Monday 13 April 2020

Amazon's Super Saver Shipping as price discrimination

Last year I reviewed Brad Stone's book The Everything Store, about the rise of Amazon. At one point in the book, Stone talks about Super Saver Shipping as an example of price discrimination. Price discrimination occurs when a firm sells the same product to different customers for different prices, and where the difference in price doesn't arise from a difference in costs. In this case, Super Saver Shipping was made available for customers who were willing to wait a little longer for their goods to arrive, and they would end up paying a lower total price (once you factor in the shipping costs). So, essentially consumers were buying the same product, but some were paying more (and receiving the good faster) than others.

For price discrimination to work though, three conditions have to be met:
  1. Different groups of customers (a group could be made up of one individual) who have different price elasticities of demand (different sensitivity to price changes);
  2. The seller needs to be able to deduce which customers belong to which groups (so that they get charged the correct price); and
  3. No transfers between the groups of customers (since the seller doesn't want the low-price group re-selling to the high-price group).
In the case of Super Saver Shipping, consider two groups of consumers (impatient, and patient), and two options (Super Saver Shipping, and standard shipping). The first group of consumers is impatient, and they want their goods as soon as possible. This group can be said to have a short time horizon for their purchases. This short time horizon makes their demand for goods less elastic (less sensitive to price), so Amazon can charge this group a higher price. The second group of consumers is more patient, and they are willing to wait. This group can be said to have a longer time horizon for their purchases, which makes their demand for goods more elastic (more sensitive to price). So, Amazon should charge the second group a lower price.

The problem here is that Amazon doesn't know (for sure) which group any particular consumer belongs to. So, adjusting the price of the goods themselves isn't going to work. Instead, by offering different shipping options, the customers sort themselves into the impatient (less elastic demand) group and the patient (more elastic demand) group. Then, Amazon can charge the two groups different shipping rates, meaning that the impatient group pays more in total for the product than the patient group pays.

This is an example of menu pricing (or second-degree price discrimination) - where the consumers are presented with a menu of options, and they select the one they prefer. Crucially, the seller knows that some menu options appeal to consumers with more elastic demand, and other options appeal to consumers with less elastic demand. In this case, Super Saver Shipping appeals to the impatient consumers, who have less elastic demand.
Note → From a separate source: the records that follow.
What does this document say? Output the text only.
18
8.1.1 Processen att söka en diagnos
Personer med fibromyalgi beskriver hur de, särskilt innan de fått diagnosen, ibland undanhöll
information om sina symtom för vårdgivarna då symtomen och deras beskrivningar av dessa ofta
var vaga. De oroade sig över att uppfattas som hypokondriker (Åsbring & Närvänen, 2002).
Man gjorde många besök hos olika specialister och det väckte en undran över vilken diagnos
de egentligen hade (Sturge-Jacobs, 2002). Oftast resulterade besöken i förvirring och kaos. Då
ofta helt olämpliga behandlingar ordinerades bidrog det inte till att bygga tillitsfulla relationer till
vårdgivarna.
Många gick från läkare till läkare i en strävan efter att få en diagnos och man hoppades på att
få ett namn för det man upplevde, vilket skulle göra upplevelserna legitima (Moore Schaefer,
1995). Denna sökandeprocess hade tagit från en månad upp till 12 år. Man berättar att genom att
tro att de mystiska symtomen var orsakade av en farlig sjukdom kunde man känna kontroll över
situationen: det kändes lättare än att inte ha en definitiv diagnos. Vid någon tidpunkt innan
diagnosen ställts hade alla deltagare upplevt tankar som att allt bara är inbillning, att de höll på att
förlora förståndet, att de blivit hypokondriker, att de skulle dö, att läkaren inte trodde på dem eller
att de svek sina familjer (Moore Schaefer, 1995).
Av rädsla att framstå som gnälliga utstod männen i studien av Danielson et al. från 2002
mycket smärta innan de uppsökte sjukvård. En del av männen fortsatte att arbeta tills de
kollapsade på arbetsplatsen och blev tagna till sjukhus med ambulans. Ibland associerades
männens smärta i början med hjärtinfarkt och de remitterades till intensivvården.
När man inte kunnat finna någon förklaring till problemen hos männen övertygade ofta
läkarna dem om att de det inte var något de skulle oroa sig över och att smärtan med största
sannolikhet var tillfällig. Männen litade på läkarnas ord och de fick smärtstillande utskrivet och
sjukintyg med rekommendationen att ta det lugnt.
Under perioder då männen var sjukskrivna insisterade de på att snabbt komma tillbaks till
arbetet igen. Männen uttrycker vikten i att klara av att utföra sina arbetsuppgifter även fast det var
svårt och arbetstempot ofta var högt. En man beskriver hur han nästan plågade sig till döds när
To see how this works in a bit more detail, and why Amazon should price differently for these two groups of consumers, consider the diagrams below. Both diagrams show a firm with market power (Amazon), and each diagram corresponds to one of the sub-markets. The sub-market on the left represents the patient buyers, who have more elastic demand - notice that the demand curve D1 is relatively flat (which means that a change in price will have a big effect on the quantity that these consumers demand). The sub-market on the right represents the impatient buyers, who have less elastic demand - notice that the demand curve D2 is relatively steep (which means that the same change in price would have a smaller effect on the quantity that these consumers demand, than it would for the patient consumers). The marginal cost (MC) is the same in both sub-markets - it doesn't cost Amazon any more to sell a product to an impatient buyer than what it costs them to sell that same product to a patient buyer. [*]


Amazon will maximise profits by selling the quantity where marginal revenue (MR) is equal to marginal cost (MC) - this is the standard short-run profit-maximising condition (as I discussed last week). In the impatient sub-market, the profit-maximising quantity occurs where MR2=MC, which is Q2. In order to sell that quantity in the impatient sub-market, Amazon should set the price equal to P2. The problem with that high price P2 is that in the patient sub-market, no consumers would be willing to buy the good at all. Amazon can increase profits if it charges a different price in the patient sub-market, from the price it charges in the impatient sub-market. In the patient sub-market, the profit-maximising quantity occurs where MR1=MC, which is Q1. To sell that quantity in the patient sub-market, Amazon should set the price equal to P1.

So, profit maximising across both of these sub-markets would require Amazon to sell to the patient sub-market at a low price (P1), while at the same time selling the same product to the impatient sub-market at a high price (P2). And Super Saver Shipping allows them to do just that.

*****

[*] Notice that we are drawing a constant-cost firm here (so marginal cost is equal to average cost, and all units cost the same to produce and sell). That makes our explanations a little easier than the case where marginal cost is increasing.